La loi Madelin répond à une problématique majeure : l’insuffisance de la couverture sociale des travailleurs non-salariés par rapport aux salariés. Grâce à elle, tout indépendant peut renforcer sa protection sociale et déduire fiscalement ses cotisations d’assurance complémentaire, tout en sécurisant sa famille. Institutionnalisée par la loi du 11 février 1994, elle cible les entrepreneurs soucieux de leur avenir et de celui de leurs proches, tout en offrant un cadre fiscal avantageux.

Qui est concerné et qui ne l’est pas par la loi Madelin ?

Travailleurs indépendants éligibles

La loi Madelin s’adresse aux travailleurs non-salariés (TNS), à l’exception des exploitants agricoles. Les profils concernés sont :

  • Professions libérales : médecins, avocats, architectes, etc.
  • Artisans et commerçants : indépendants inscrits au registre du commerce ou des métiers.
  • Gérants majoritaires de SARL ou de SELARL non-salariés.

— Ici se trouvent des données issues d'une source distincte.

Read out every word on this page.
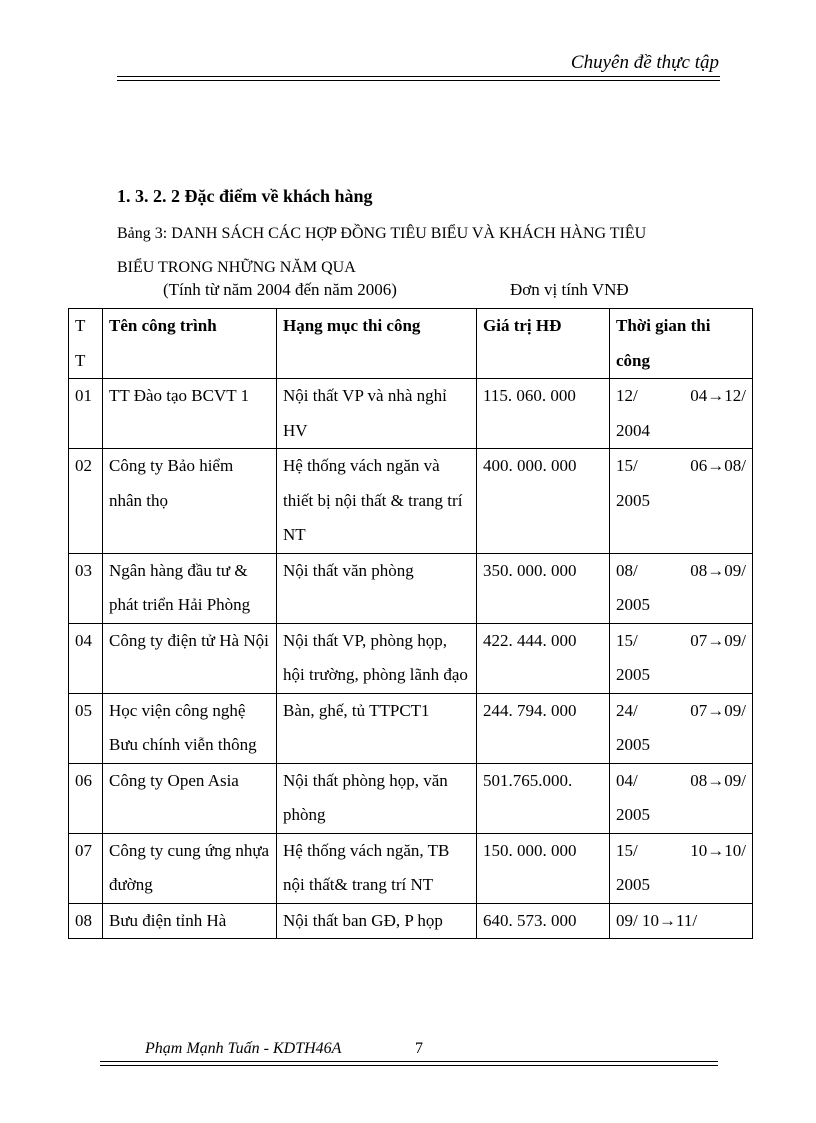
Chuyên đề thực tập
1. 3. 2. 2 Đặc điểm về khách hàng
Bảng 3: DANH SÁCH CÁC HỢP ĐỒNG TIÊU BIỂU VÀ KHÁCH HÀNG TIÊU BIỂU TRONG NHỮNG NĂM QUA
(Tính từ năm 2004 đến năm 2006)	Đơn vị tính VNĐ
T T	Tên công trình	Hạng mục thi công	Giá trị HĐ	Thời gian thi công
01	TT Đào tạo BCVT 1	Nội thất VP và nhà nghỉ HV	115. 060. 000	12/ 04→12/
2004

02	Công ty Bảo hiểm nhân thọ	Hệ thống vách ngăn và thiết bị nội thất & trang trí NT	400. 000. 000	15/ 06→08/
2005

03	Ngân hàng đầu tư & phát triển Hải Phòng	Nội thất văn phòng	350. 000. 000	08/ 08→09/
2005

04	Công ty điện tử Hà Nội	Nội thất VP, phòng họp, hội trường, phòng lãnh đạo	422. 444. 000	15/ 07→09/
2005

05	Học viện công nghệ Bưu chính viễn thông	Bàn, ghế, tủ TTPCT1	244. 794. 000	24/ 07→09/
2005

06	Công ty Open Asia	Nội thất phòng họp, văn phòng	501.765.000.	04/ 08→09/
2005

07	Công ty cung ứng nhựa đường	Hệ thống vách ngăn, TB nội thất& trang trí NT	150. 000. 000	15/ 10→10/
2005

08	Bưu điện tỉnh Hà	Nội thất ban GĐ, P họp	640. 573. 000	09/ 10→11/
Phạm Mạnh Tuấn - KDTH46A	7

À noter : les gérants minoritaires ou égalitaires de SARL sont assimilés salariés et ne sont pas éligibles à la loi Madelin.
  • Membres d’une société de personnes non-salariés.
  • Conjoint collaborateur : si ce statut est officiel et qu’il n’y a pas de rémunération. Le conjoint collaborateur partage le plafond de déduction fiscale de son conjoint exploitant.

La famille peut également bénéficier d’une couverture santé (conjoint, partenaire de PACS, enfants à charge), à condition que chacun soit affilié à la Sécurité sociale des Indépendants. Chaque adhérent éligible doit justifier de son statut de TNS ou de conjoint collaborateur via un contrat Madelin dédié.

Qui est exclu ?

  • Auto-entrepreneurs et micro-entrepreneurs : exclus en raison de leur régime micro-fiscal simplifié (abattement forfaitaire), qui empêche l’application des avantages fiscaux Madelin. Si votre activité croît et que vous basculez au régime réel, vous accédez alors à l’éligibilité.
  • Salariés, dirigeants assimilés salariés (présidents de SAS, gérants minoritaires de SARL), fonctionnaires : non concernés, car leur régime assure déjà une protection sociale via l’employeur.
  • Les exploitants agricoles relèvent d’un dispositif spécifique : découvrez le point sur la loi Madelin Agricole.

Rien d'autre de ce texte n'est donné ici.